The outside perception was, "Okay, well they’re an old team anyway." Nobody was really talking about us as a possible championship team except for Pat and Shaq because they had experience with it. Even after Riles came down, it was no sure thing.

However, we got hot at the right time and we were able to advance to the NBA Finals. Even though we hadn't been talked about as a top contender, we were suddenly the main attraction. We were facing Dirk Nowitzki and the Dallas Mavericks, who had won 60 games that season.

Dallas won Game 1 and Game 2 of the series, and people were talking about a possible sweep. But we leaned on Shaq and Riles for confidence and leadership, and they kept stressing that we just had to win the next game. We ended up winning four-straight!

That one was special — not only was it my first championship, it was also the Heat's first-ever title. 

Riles did a good job of managing us at the time, preparing us for the distractions. It’s those little things that put doubt in your head; you gotta put your headphones on and not pay attention to any of the noise. 

There are more distractions these days than when I was playing. We had the newspaper and ESPN, but it was easier to block that stuff out because you could just put down the paper or turn off the TV. Today, social media can be brutal. You can see everything now. And many of today's players spend a lot of time on their phone, so they aren't blocking that stuff out. When they're not with the team, they're at the crib, and they're probably on that phone.

If you’re not mentally strong enough and you listen to the noise — whether it's praises or disses — that can be tough. You don’t wanna get too high or too low. You gotta find that medium where you can push forward, keep your eye on the prize and not let it bog you down. It really takes a mindset of knowing when it’s too much and when to stay away from it for a little bit.

‘Bron calls it Zero Dark Thirty-23. Once you get to the playoffs, you black everything out and lock in. His dedication to doing that shows how important each championship is to him. In Cleveland, he was willing to sacrifice and commit in order to make that championship run happen. And that approach was contagious, showing the value of championship experience and having veterans who have been there before. Not everybody has that mindset though, and they’ll stay on social media and get distracted when they shouldn’t be on there at all.

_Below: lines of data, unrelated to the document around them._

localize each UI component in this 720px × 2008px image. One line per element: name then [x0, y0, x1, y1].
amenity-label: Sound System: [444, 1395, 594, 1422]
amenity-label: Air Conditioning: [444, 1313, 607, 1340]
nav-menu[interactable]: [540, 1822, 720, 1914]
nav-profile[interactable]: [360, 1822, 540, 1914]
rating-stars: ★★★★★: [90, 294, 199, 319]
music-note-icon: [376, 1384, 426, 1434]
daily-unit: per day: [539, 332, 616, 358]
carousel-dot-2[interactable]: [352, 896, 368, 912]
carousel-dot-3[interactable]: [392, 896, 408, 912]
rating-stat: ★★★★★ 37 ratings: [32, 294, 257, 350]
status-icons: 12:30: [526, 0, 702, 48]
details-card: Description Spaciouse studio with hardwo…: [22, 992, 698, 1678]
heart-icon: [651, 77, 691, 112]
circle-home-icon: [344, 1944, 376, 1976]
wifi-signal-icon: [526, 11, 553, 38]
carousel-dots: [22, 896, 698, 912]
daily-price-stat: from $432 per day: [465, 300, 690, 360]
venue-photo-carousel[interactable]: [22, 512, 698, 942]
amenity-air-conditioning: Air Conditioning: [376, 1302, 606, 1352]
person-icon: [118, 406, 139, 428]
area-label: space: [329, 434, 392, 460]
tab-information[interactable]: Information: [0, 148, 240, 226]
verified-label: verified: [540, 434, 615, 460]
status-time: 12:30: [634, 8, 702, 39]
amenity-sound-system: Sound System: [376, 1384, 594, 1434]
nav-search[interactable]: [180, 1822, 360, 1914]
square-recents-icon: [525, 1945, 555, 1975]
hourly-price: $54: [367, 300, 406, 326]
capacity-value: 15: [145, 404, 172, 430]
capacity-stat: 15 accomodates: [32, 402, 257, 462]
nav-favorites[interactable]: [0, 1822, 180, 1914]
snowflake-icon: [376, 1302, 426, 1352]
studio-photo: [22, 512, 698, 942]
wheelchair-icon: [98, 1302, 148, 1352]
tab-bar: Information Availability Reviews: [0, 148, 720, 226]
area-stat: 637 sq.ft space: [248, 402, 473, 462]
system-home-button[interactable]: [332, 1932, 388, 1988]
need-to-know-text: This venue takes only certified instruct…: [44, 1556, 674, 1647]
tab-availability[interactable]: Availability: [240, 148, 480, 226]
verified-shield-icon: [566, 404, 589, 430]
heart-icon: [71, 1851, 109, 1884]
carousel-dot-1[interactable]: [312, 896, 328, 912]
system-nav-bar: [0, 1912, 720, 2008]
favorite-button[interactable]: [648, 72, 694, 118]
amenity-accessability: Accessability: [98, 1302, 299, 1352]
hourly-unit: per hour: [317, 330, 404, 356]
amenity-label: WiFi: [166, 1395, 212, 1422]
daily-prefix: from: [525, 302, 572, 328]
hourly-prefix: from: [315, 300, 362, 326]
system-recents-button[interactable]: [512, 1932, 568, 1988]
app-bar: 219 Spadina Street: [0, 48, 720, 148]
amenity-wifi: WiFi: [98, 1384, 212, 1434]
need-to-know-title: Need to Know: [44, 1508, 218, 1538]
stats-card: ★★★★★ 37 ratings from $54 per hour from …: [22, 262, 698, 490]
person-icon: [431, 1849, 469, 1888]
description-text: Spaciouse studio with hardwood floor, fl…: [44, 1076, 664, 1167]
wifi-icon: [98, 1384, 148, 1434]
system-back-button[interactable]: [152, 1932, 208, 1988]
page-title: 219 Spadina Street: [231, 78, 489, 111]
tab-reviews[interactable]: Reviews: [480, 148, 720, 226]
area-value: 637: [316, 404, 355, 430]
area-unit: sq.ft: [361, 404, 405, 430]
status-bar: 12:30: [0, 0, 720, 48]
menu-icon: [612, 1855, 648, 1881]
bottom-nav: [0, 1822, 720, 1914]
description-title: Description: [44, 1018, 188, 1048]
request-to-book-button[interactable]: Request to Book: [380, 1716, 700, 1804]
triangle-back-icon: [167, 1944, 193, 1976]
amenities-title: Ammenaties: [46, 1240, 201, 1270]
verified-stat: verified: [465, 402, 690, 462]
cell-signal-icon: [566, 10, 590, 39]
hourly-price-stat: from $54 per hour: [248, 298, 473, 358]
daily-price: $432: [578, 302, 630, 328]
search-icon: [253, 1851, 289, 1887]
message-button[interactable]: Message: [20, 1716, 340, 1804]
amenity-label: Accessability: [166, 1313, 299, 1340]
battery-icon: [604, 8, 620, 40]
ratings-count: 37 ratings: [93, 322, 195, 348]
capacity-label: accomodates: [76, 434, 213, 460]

Somebody asked me what advice I’d give to a team with championship expectations. Every situation is a bit different, but you gotta have a mentally strong group and great leaders to weather that storm. When you have championship-or-bust expectations, there's a ton of pressure and a circus-like environment. The more experience your team has, the better you'll fare. And everyone needs to stay focused and understand what's going to be asked of them. 

Do all of that, and maybe you'll be able to start a ring collection of your own.